Kelder sighed. “It’s a lovely theory, isn’t it? But it won’t work. The wizard making the tapestry needs to see the scene he’s weaving very, very clearly. If it isn’t absolutely perfect, right down to the smallest detail, the tapestry won’t work — or at least won’t work properly. We don’t have any way of seeing clearly enough behind enemy lines; our scrying spells are good enough for most needs, but not for making these tapestries.”

After a moment’s pause he added, “Yet.”

Valder decided against pursuing the matter; instead he looked around the battlements. He had seen this fortress from a distance, assuming that it was indeed General Gor’s headquarters, but he had never before been inside its walls. Tandellin was here somewhere, he remembered.

The place was impressive. The stone walls appeared to be several feet thick, and the outer faces were steep enough that he could see nothing of them from where he stood. He did not care to lean very far out over the seaward parapet; the height was dizzying.

From where he stood, he could see nothing beyond the fortress walls but the sea, the sky, a few gulls, and, very far off in the northeastern distance, a line of dark green hills.
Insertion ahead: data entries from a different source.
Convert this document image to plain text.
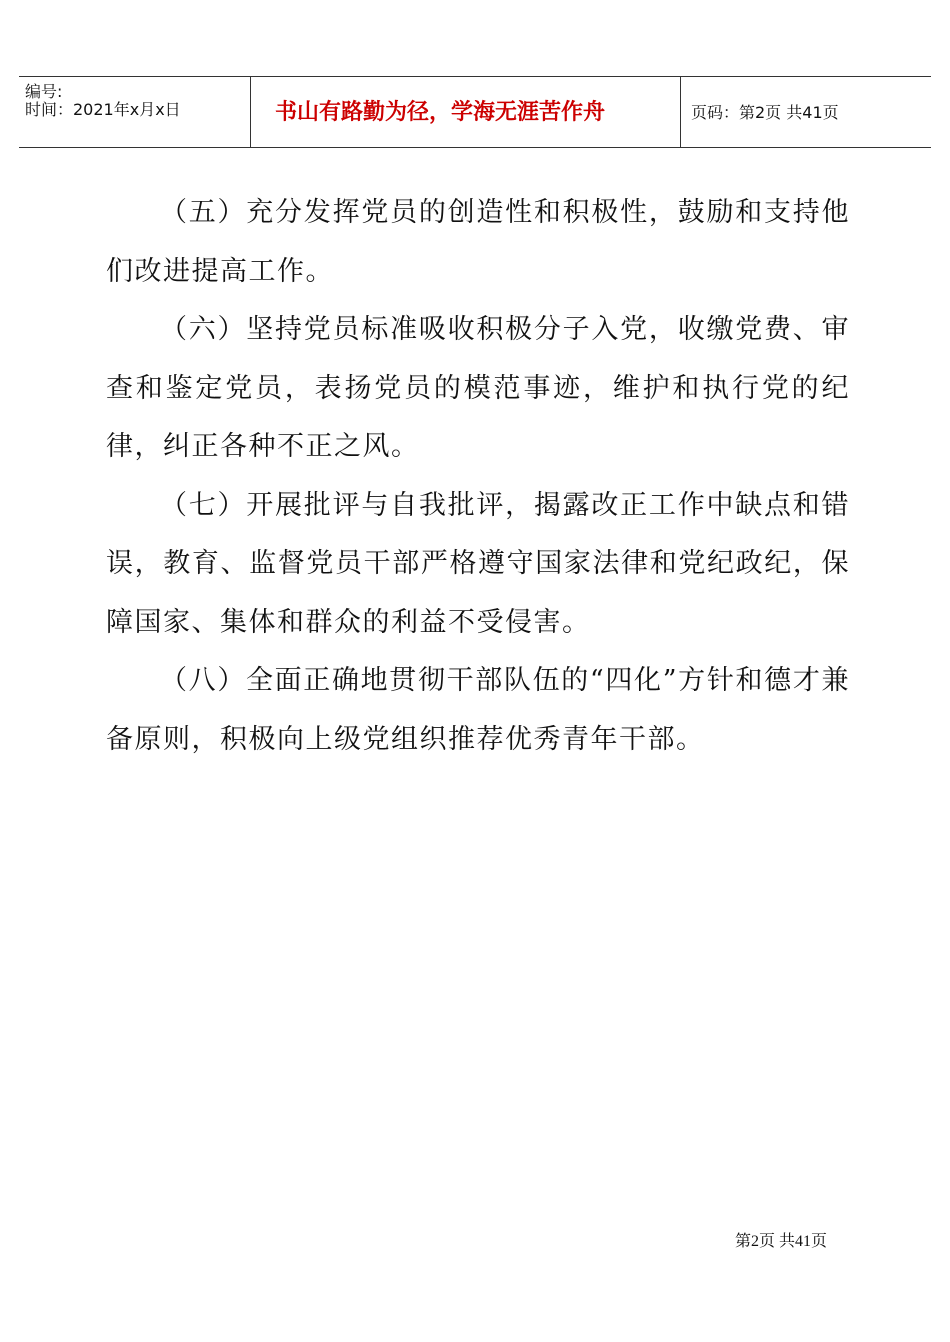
编号:
时间：2021年x月x日	书山有路勤为径，学海无涯苦作舟	页码：第2页 共41页

（五）充分发挥党员的创造性和积极性，鼓励和支持他们改进提高工作。

（六）坚持党员标准吸收积极分子入党，收缴党费、审查和鉴定党员，表扬党员的模范事迹，维护和执行党的纪律，纠正各种不正之风。

（七）开展批评与自我批评，揭露改正工作中缺点和错误，教育、监督党员干部严格遵守国家法律和党纪政纪，保障国家、集体和群众的利益不受侵害。

（八）全面正确地贯彻干部队伍的“四化”方针和德才兼备原则，积极向上级党组织推荐优秀青年干部。

第2页 共41页
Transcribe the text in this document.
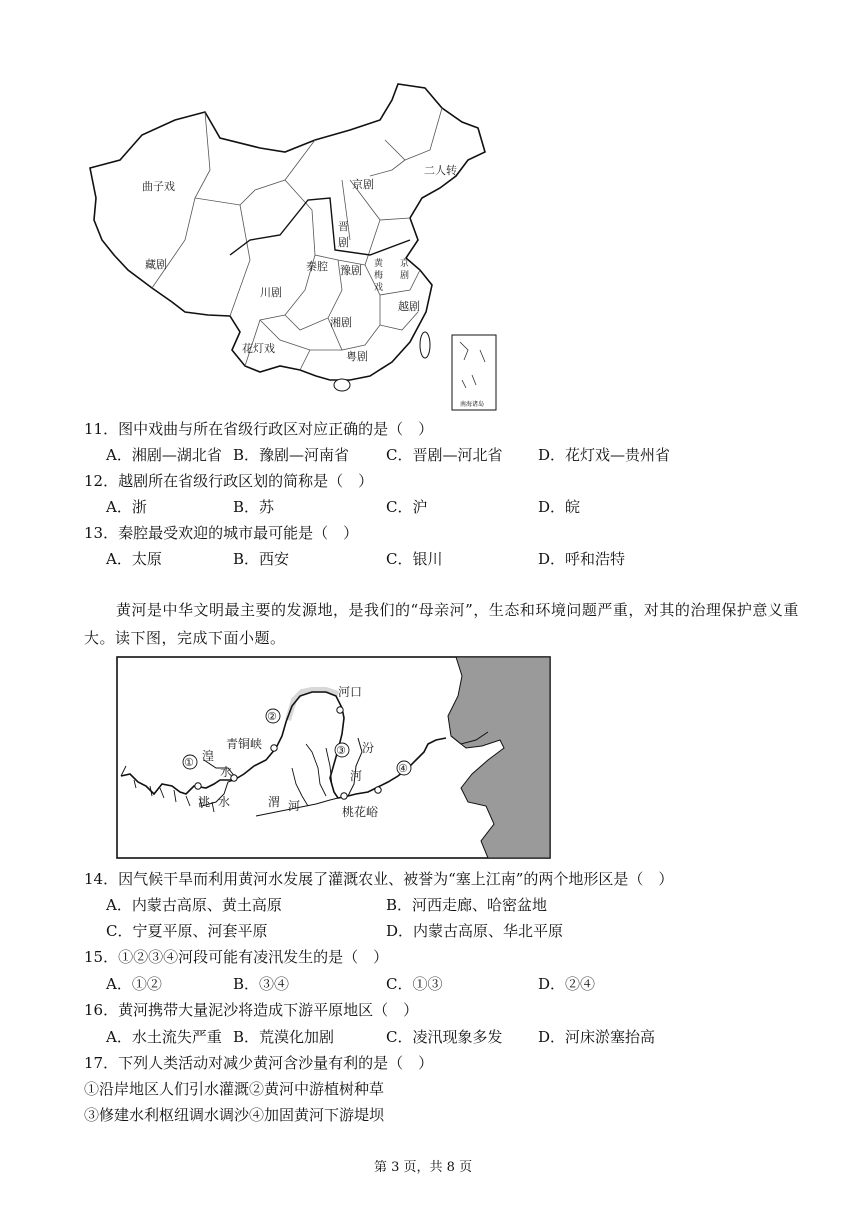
南海诸岛
曲子戏	京剧
二人转
晋
剧
秦腔 豫剧 黄
梅
戏
京
剧
越剧
藏剧
川剧
湘剧
花灯戏
粤剧
11．图中戏曲与所在省级行政区对应正确的是（　）
A．湘剧—湖北省 B．豫剧—河南省 C．晋剧—河北省 D．花灯戏—贵州省
12．越剧所在省级行政区划的简称是（　）
A．浙	B．苏	C．沪	D．皖
13．秦腔最受欢迎的城市最可能是（　）
A．太原	B．西安	C．银川	D．呼和浩特
黄河是中华文明最主要的发源地，是我们的“母亲河”，生态和环境问题严重，对其的治理保护意义重
大。读下图，完成下面小题。
①
②
③
④
河口
青铜峡
湟
水
洮 水
汾
河
渭 河	桃花峪
14．因气候干旱而利用黄河水发展了灌溉农业、被誉为“塞上江南”的两个地形区是（　）
A．内蒙古高原、黄土高原	B．河西走廊、哈密盆地
C．宁夏平原、河套平原	D．内蒙古高原、华北平原
15．①②③④河段可能有凌汛发生的是（　）
A．①②	B．③④	C．①③	D．②④
16．黄河携带大量泥沙将造成下游平原地区（　）
A．水土流失严重 B．荒漠化加剧	C．凌汛现象多发 D．河床淤塞抬高
17．下列人类活动对减少黄河含沙量有利的是（　）
①沿岸地区人们引水灌溉②黄河中游植树种草
③修建水利枢纽调水调沙④加固黄河下游堤坝
第 3 页，共 8 页
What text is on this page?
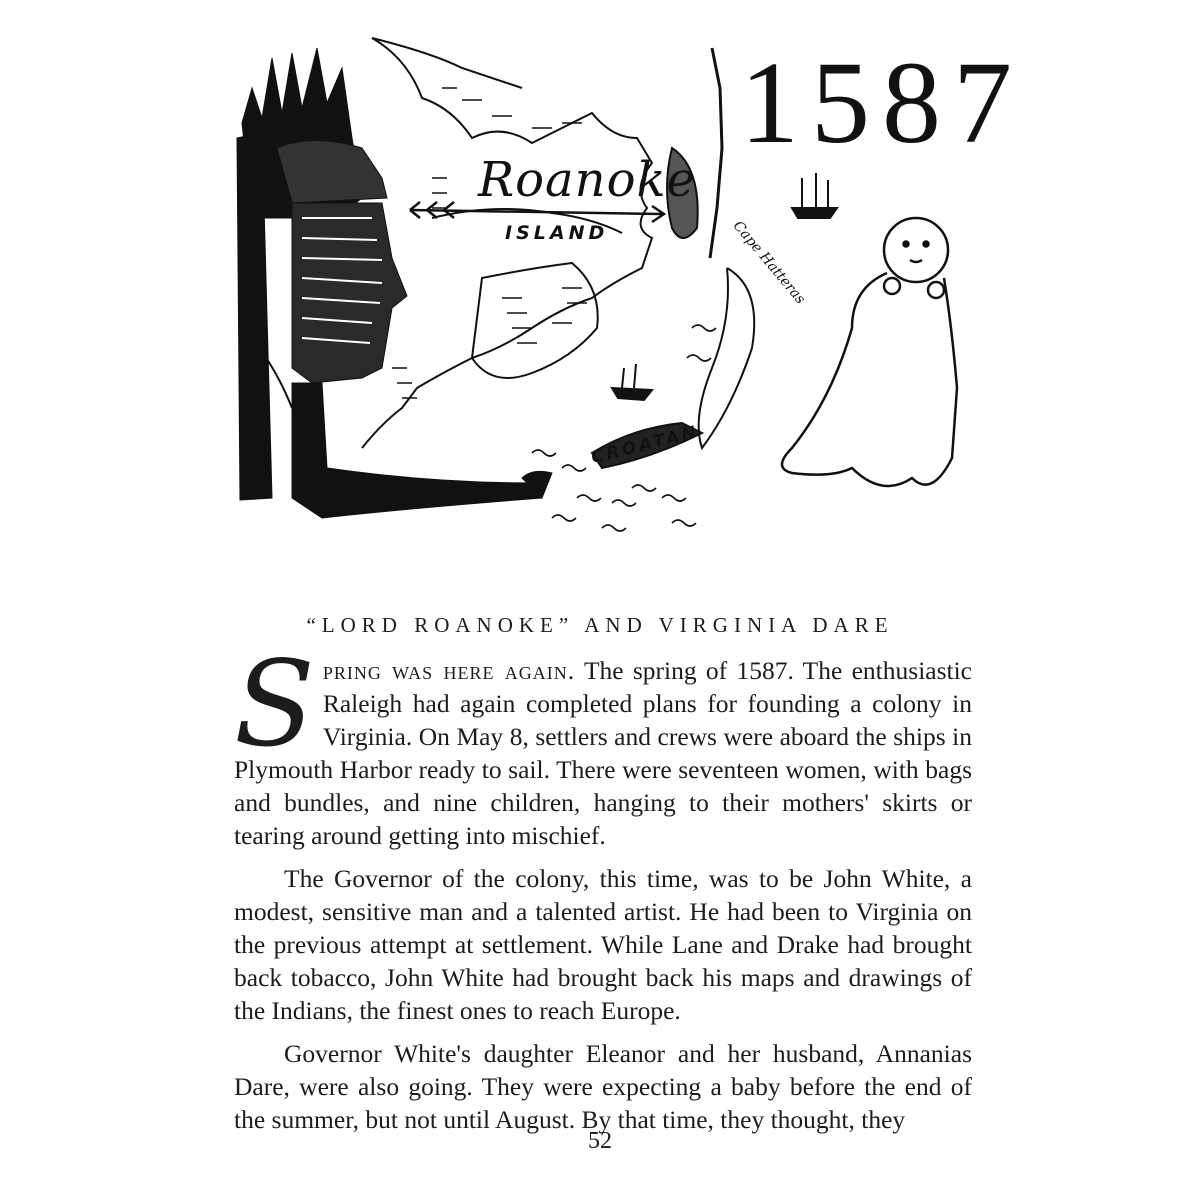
1587
Roanoke
ISLAND
CROATAN
Cape Hatteras
“LORD ROANOKE” AND VIRGINIA DARE

Spring was here again. The spring of 1587. The enthusiastic Raleigh had again completed plans for founding a colony in Virginia. On May 8, settlers and crews were aboard the ships in Plymouth Harbor ready to sail. There were seventeen women, with bags and bundles, and nine children, hanging to their mothers' skirts or tearing around getting into mischief.

The Governor of the colony, this time, was to be John White, a modest, sensitive man and a talented artist. He had been to Virginia on the previous attempt at settlement. While Lane and Drake had brought back tobacco, John White had brought back his maps and drawings of the Indians, the finest ones to reach Europe.

Governor White's daughter Eleanor and her husband, Annanias Dare, were also going. They were expecting a baby before the end of the summer, but not until August. By that time, they thought, they

52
The citadel was built atop the highest ground in the area, a jagged cliff that towered above broken rocks right at the ocean’s edge — Valder remembered that from his previous visit.

The wall he stood upon stretched for almost a hundred yards in either direction; behind it, the courtyard was more than a hundred feet across, but long enough that that seemed disproportionately narrow. Dozens, perhaps hundreds of people were going about their business there. Men were sharpening swords or practicing their use, women were hanging clothes out to dry, and members of both sexes were sitting or standing in pairs or groups, talking. Off at the northern corner, two sentries peered out over the ocean; to the south, a bend in the wall and a small guardhouse hid the next pair from Valder.

“Well,” Kelder said, “if you’ve finished admiring the view, we have an appointment with one of General Gor’s staff, a Captain Dumery, who is to get you settled in and tell you your next assignment.”

“Oh,” Valder said unenthusiastically. He had no interest in any assignments, and the mere mention of one had ruined his enjoyment of his surroundings.

Kelder ignored the soldier’s tone and led the way to one of the staircases down into the court. They descended and, from the foot of the steps, proceeded across the court, through a vestibule into a corridor, down a flight of stairs, back along another corridor, across a large hall, along still another corridor, down another flight, across yet another corridor into a smaller hall, from there into an antechamber, and finally into a small room lined with tightly packed shelves. Valder was startled to see a small window slit with a view of the ocean; he had gotten turned around and would have guessed that they were deep in the interior of the Fortress, facing south toward the shipyards, and nowhere near the seaward side.